Medan, Desember 2013 Penulis,
UJI RASIO LAJU ABSORPSI IBUPROFEN PADA USUS HALUS KELINCI
(Oryctolagus cuniculus) YANG DIKERINGKAN DENGANFREEZE DRYER
DIBANDINGKAN DENGAN USUS HALUS KELINCI (Oryctolagus cuniculus) SEGAR
Abstrak
Usus halus mempunyai karakteristik anatomi dan fisiologi yang lebih menguntungkan untuk penyerapan obat. Namun, metode in vitro pada usus halus mempunyai kekurangan yang disebabkan oleh ketidakmampuan usus halus untuk mempertahankan strukturnya dalam jangka waktu yang lama. Pengeringan beku
(freeze dryer) adalah salah satu metode pengeringan yang mempunyai keunggulan
dalam mempertahankan mutu hasil pengeringan, khususnya untuk produk-produk yang sensitif terhadap panas. Tujuan penelitian ini adalah untuk mengetahui perbedaan antara usus halus kelinci segar dan usus halus kelinci yang dikeringkan dengan freeze dryer terhadap laju absorpsi ibuprofen baku, ibuprofen tablet generik dan ibuprofen tablet merk dagang (Proris®) dan untuk mengetahui perbedaan laju absorpsi ibuprofen baku, ibuprofen tablet generik dan ibuprofen tablet merk dagang (Proris®) pada usus halus kelinci yang dikeringkan maupun usus halus kelinci segar sehingga dapat diketahui kelayakan pengeringan usus dengan teknik freeze dryer agar dapat digunakan pada penelitian absorpsi suatu obat.

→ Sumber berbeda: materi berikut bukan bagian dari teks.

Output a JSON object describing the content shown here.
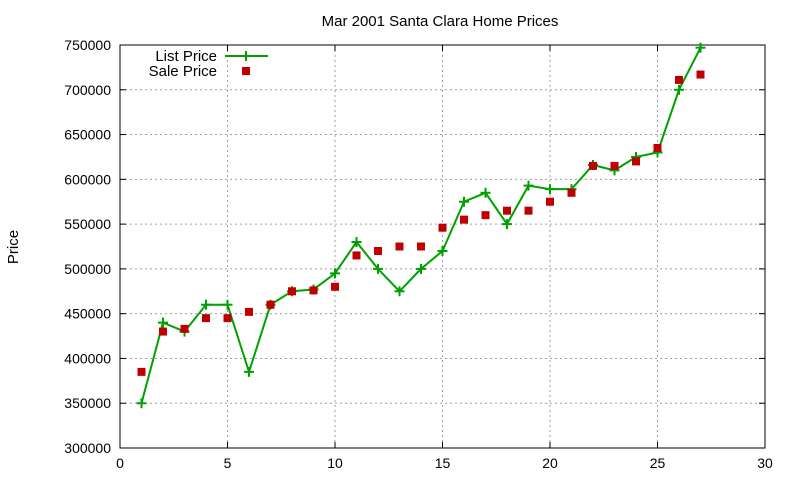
{
  "chart_data": {
    "type": "line",
    "title": "Mar 2001 Santa Clara Home Prices",
    "xlabel": "",
    "ylabel": "Price",
    "xlim": [
      0,
      30
    ],
    "ylim": [
      300000,
      750000
    ],
    "x_ticks": [
      0,
      5,
      10,
      15,
      20,
      25,
      30
    ],
    "y_ticks": [
      300000,
      350000,
      400000,
      450000,
      500000,
      550000,
      600000,
      650000,
      700000,
      750000
    ],
    "grid": true,
    "legend_position": "top-left",
    "series": [
      {
        "name": "List Price",
        "style": "lines+crosses",
        "color": "#00a000",
        "x": [
          1,
          2,
          3,
          4,
          5,
          6,
          7,
          8,
          9,
          10,
          11,
          12,
          13,
          14,
          15,
          16,
          17,
          18,
          19,
          20,
          21,
          22,
          23,
          24,
          25,
          26,
          27
        ],
        "y": [
          350000,
          440000,
          430000,
          460000,
          460000,
          385000,
          460000,
          475000,
          477000,
          495000,
          530000,
          500000,
          475000,
          500000,
          520000,
          575000,
          585000,
          550000,
          593000,
          589000,
          589000,
          616000,
          610000,
          625000,
          630000,
          700000,
          747000
        ]
      },
      {
        "name": "Sale Price",
        "style": "squares",
        "color": "#c00000",
        "x": [
          1,
          2,
          3,
          4,
          5,
          6,
          7,
          8,
          9,
          10,
          11,
          12,
          13,
          14,
          15,
          16,
          17,
          18,
          19,
          20,
          21,
          22,
          23,
          24,
          25,
          26,
          27
        ],
        "y": [
          385000,
          430000,
          433000,
          445000,
          445000,
          452000,
          460000,
          475000,
          476000,
          480000,
          515000,
          520000,
          525000,
          525000,
          546000,
          555000,
          560000,
          565000,
          565000,
          575000,
          585000,
          615000,
          615000,
          620000,
          635000,
          711000,
          717000
        ]
      }
    ]
  }
}
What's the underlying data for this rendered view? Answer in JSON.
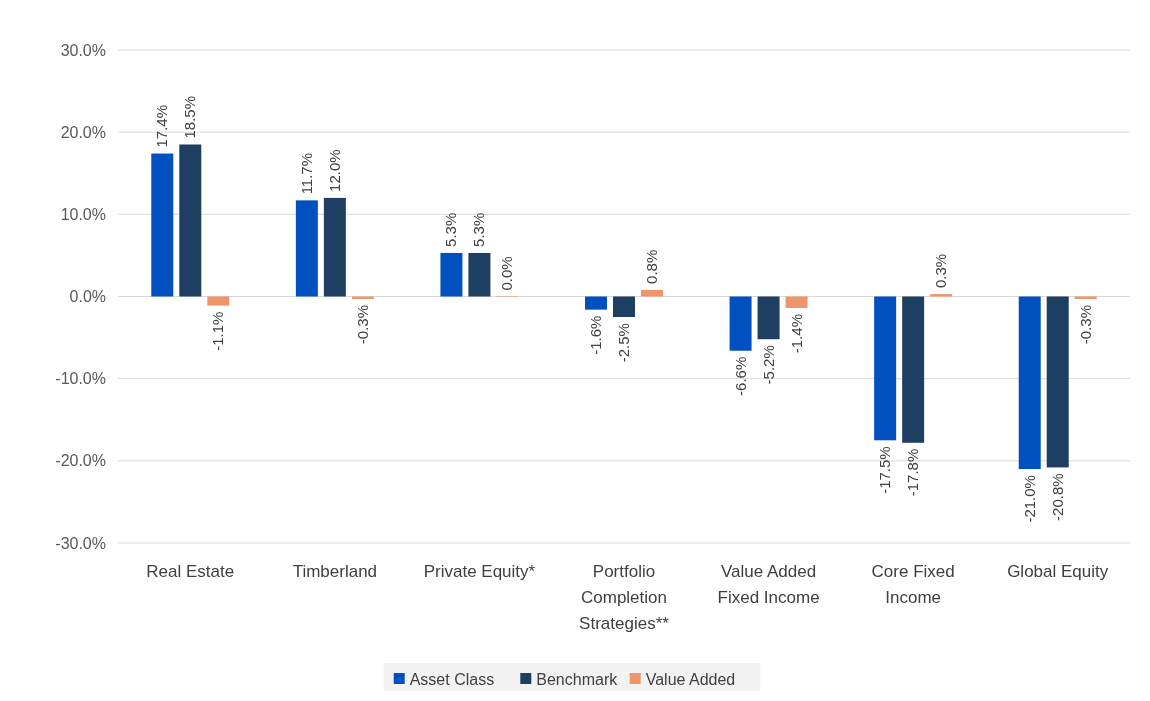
{
  "chart_data": {
    "type": "bar",
    "categories": [
      "Real Estate",
      "Timberland",
      "Private Equity*",
      "Portfolio Completion Strategies**",
      "Value Added Fixed Income",
      "Core Fixed Income",
      "Global Equity"
    ],
    "series": [
      {
        "name": "Asset Class",
        "color": "#0050c0",
        "values": [
          17.4,
          11.7,
          5.3,
          -1.6,
          -6.6,
          -17.5,
          -21.0
        ],
        "value_labels": [
          "17.4%",
          "11.7%",
          "5.3%",
          "-1.6%",
          "-6.6%",
          "-17.5%",
          "-21.0%"
        ]
      },
      {
        "name": "Benchmark",
        "color": "#1e3f61",
        "values": [
          18.5,
          12.0,
          5.3,
          -2.5,
          -5.2,
          -17.8,
          -20.8
        ],
        "value_labels": [
          "18.5%",
          "12.0%",
          "5.3%",
          "-2.5%",
          "-5.2%",
          "-17.8%",
          "-20.8%"
        ]
      },
      {
        "name": "Value Added",
        "color": "#f0956a",
        "values": [
          -1.1,
          -0.3,
          0.0,
          0.8,
          -1.4,
          0.3,
          -0.3
        ],
        "value_labels": [
          "-1.1%",
          "-0.3%",
          "0.0%",
          "0.8%",
          "-1.4%",
          "0.3%",
          "-0.3%"
        ]
      }
    ],
    "ylim": [
      -30,
      30
    ],
    "yticks": [
      {
        "value": -30,
        "label": "-30.0%"
      },
      {
        "value": -20,
        "label": "-20.0%"
      },
      {
        "value": -10,
        "label": "-10.0%"
      },
      {
        "value": 0,
        "label": "0.0%"
      },
      {
        "value": 10,
        "label": "10.0%"
      },
      {
        "value": 20,
        "label": "20.0%"
      },
      {
        "value": 30,
        "label": "30.0%"
      }
    ],
    "grid": "y",
    "legend": "bottom"
  }
}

Penelitian ini dilakukan dengan metode usus halus terbalik kelinci, menggunakan alat Crane dan Wilson yang telah dimodifikasi. Jenis sediaan ibuprofen yang dibandingkan adalah ibuprofen baku, ibuprofen tablet generik dan ibuprofen tablet merk dagang (Proris®) dengan media larutan dapar fosfat pH 6,4 isotonis. Kadar ibuprofen yang terabsorpsi diperiksa dalam larutan dapar fosfat dengan menggunakan spektrofotometer ultraviolet pada panjang gelombang 222,5 nm dan data yang diperoleh dianalisis dengan menggunakan Statistical Program Service
Solution (SPSS).
Hasil penelitian menunjukkan bahwa laju absorpsi ibuprofen dipengaruhi oleh jenis sediaan dan keadaan usus. Pada usus halus kelinci segar laju absorpsi ibuprofen tablet merek dagang (Proris®) (0,764 mcg/ml.menit) > ibuprofen baku (0,679 mcg/ml.menit) > ibuprofen tablet generik (0,540 mcg/ml.menit) dan pada usus halus kelinci yang dikeringkan laju absorpsi ibuprofen tablet merk dagang (Proris®) (0,686 mcg/ml.menit) > ibuprofen baku (0,516 mcg/ml.menit) > ibuprofen tablet generik (0,438 mcg/ml.menit). Berdasarkan hasil uji statistik dengan menggunakan uji
Independent Sample T Test untuk laju absorpsi diketahui tidak terdapat perbedaan
yang signifikan antara usus halus kelinci segar dan usus halus kelinci yang dikeringkan dengan nilai signifikansi 0,059 dan terdapat perbedaan yang signifikan antara laju absorpsi ibuprofen baku, ibuprofen tablet generik dan ibuprofen tablet merk dagang (Proris®) dengan nilai signifikansi 0,001 dengan menggunakan uji One
Way ANOVA.
RATIO OF IBUPROFEN ABSORPTION RATE TEST IN FREEZE-DRIED AND FRESH RABBIT SMALL INTESTINE (Oryctolagus cuniculus)
Abstract
The intestine has advantageous anatomy and physiological characteristic for drug absorption. However,the in vitro method for intestine has a disadvantage caused by its inability to mantain its structure in a long period of time. Freeze drying is a drying method which has advantageous for maintaining the quality of the dried materials especially for heat-sensitive products.The purpose of this study is to determine differences of fresh and freeze dried small intestine in standard ibuprofen, generic tablet ibuprofen and brand name tablet (Proris®) absorption rate and to determine differences of standard ibuprofen, generic tablet ibuprofen and brand name tablet (Proris®) absorption rate in freeze-dried and fresh small intestine so as to know the feasibility of dried of freeze dryer intestine that can be used to absorption of a drug study.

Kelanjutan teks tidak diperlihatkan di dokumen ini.